Amanda Strong is someone who I think has been fallen under the radar. She’s a Canadian indigenous animator, and has a film, Biidaaban, in competition this year. Last year she had a film, Four Faces of the Moon, that won best Canadian film. She’s kind of up and coming but I think she’s making her mark pretty fast. Boris Labbé is another filmmaker who should get more notice. There’s a whole lot of people.
AWN: Talk about the feature selections a little bit. One of the things I love about Ottawa is you don’t necessarily rely on commercial success as a standard when choosing your films.
CR: Well, first of all — in North America in particular — there’s a big battle over theatrical rights, over getting things to the cinema, that it’s become such a hassle sometimes to even get stuff that’s not going to be that commercially successful. It’s a challenge dealing with feature distributors. It’s a pain in the ass, to be frank, sometimes. Over the years we used to chase after some stuff that might be more high-profile, but I finally said enough of this. First of all, they’re going to get distribution, so what’s the point? We’re about showcasing new stuff, helping new stuff find an audience and I think that’s especially important with features now. So there is an emphasis on work that maybe’s not going to find a major audience, that has kind of an independent bent to it as well. I think the six or seven films that we have this year all kind of fall into that.

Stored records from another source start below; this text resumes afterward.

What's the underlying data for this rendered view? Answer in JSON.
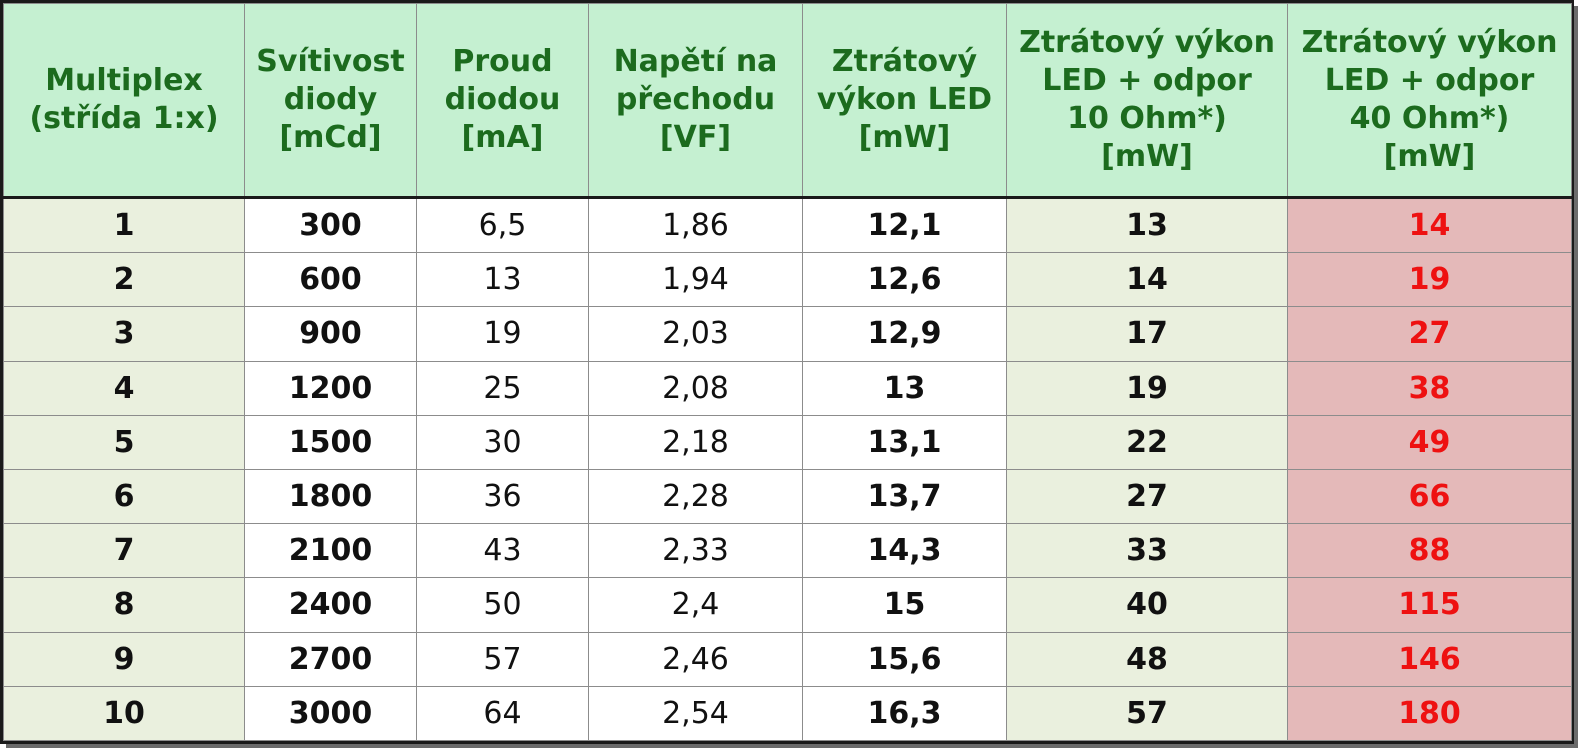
{
  "table": {
    "headers": [
      [
        "Multiplex",
        "(střída 1:x)"
      ],
      [
        "Svítivost",
        "diody",
        "[mCd]"
      ],
      [
        "Proud",
        "diodou",
        "[mA]"
      ],
      [
        "Napětí na",
        "přechodu",
        "[VF]"
      ],
      [
        "Ztrátový",
        "výkon LED",
        "[mW]"
      ],
      [
        "Ztrátový výkon",
        "LED + odpor",
        "10 Ohm*)",
        "[mW]"
      ],
      [
        "Ztrátový výkon",
        "LED + odpor",
        "40 Ohm*)",
        "[mW]"
      ]
    ],
    "rows": [
      [
        "1",
        "300",
        "6,5",
        "1,86",
        "12,1",
        "13",
        "14"
      ],
      [
        "2",
        "600",
        "13",
        "1,94",
        "12,6",
        "14",
        "19"
      ],
      [
        "3",
        "900",
        "19",
        "2,03",
        "12,9",
        "17",
        "27"
      ],
      [
        "4",
        "1200",
        "25",
        "2,08",
        "13",
        "19",
        "38"
      ],
      [
        "5",
        "1500",
        "30",
        "2,18",
        "13,1",
        "22",
        "49"
      ],
      [
        "6",
        "1800",
        "36",
        "2,28",
        "13,7",
        "27",
        "66"
      ],
      [
        "7",
        "2100",
        "43",
        "2,33",
        "14,3",
        "33",
        "88"
      ],
      [
        "8",
        "2400",
        "50",
        "2,4",
        "15",
        "40",
        "115"
      ],
      [
        "9",
        "2700",
        "57",
        "2,46",
        "15,6",
        "48",
        "146"
      ],
      [
        "10",
        "3000",
        "64",
        "2,54",
        "16,3",
        "57",
        "180"
      ]
    ]
  },
  "colors": {
    "header_bg": "#c5f0d1",
    "header_text": "#1c6b1e",
    "light_column_bg": "#eaf0de",
    "highlight_column_bg": "#e4b9b9",
    "highlight_text": "#ee1111"
  }
}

AWN: Absolutely, and I’m especially thinking of This Magnificent Cake, which is just an amazing film to watch but might struggle to find a wider audience.
CR: It’s a very accessible film I think for the most part. Very engaging and an audience would really relate to that film or easily get engaged to that. Another one is that should find a big family audience is Captain Morten and the Spider Queen. It’s an innovative stop-motion kids movie from Estonia and Ireland that should get distribution, but will it? I don’t know. Stuff like that. And, you know, more hardcore stuff like Joanna Priestley’s North of Blue, which is, like, an hour of abstract animation. It isn’t going to be a major release but it should be seen.
We have one feature, Ville Neuve, that will be making its world premiere. it’s from the co-producers of Louise en hiver, which won the grand prize in Ottawa in 2016. It’s a film made in Canada, in Quebec, a really beautiful, poetic film. So I think that’s going to be a surprise for many people. Again, I don’t see any reason why you couldn’t show it in mainstream cinemas or art house cinemas. I don’t know if you’ll see a lot of these outside the festival.
AWN: Last question. If bitterness had a flavor, what flavor would that be?
CR: Asparagus. I know it’s not a flavor. It’s just that I just hate asparagus.
Jennifer Wolfe is Editor-in-Chief of Animation World Network.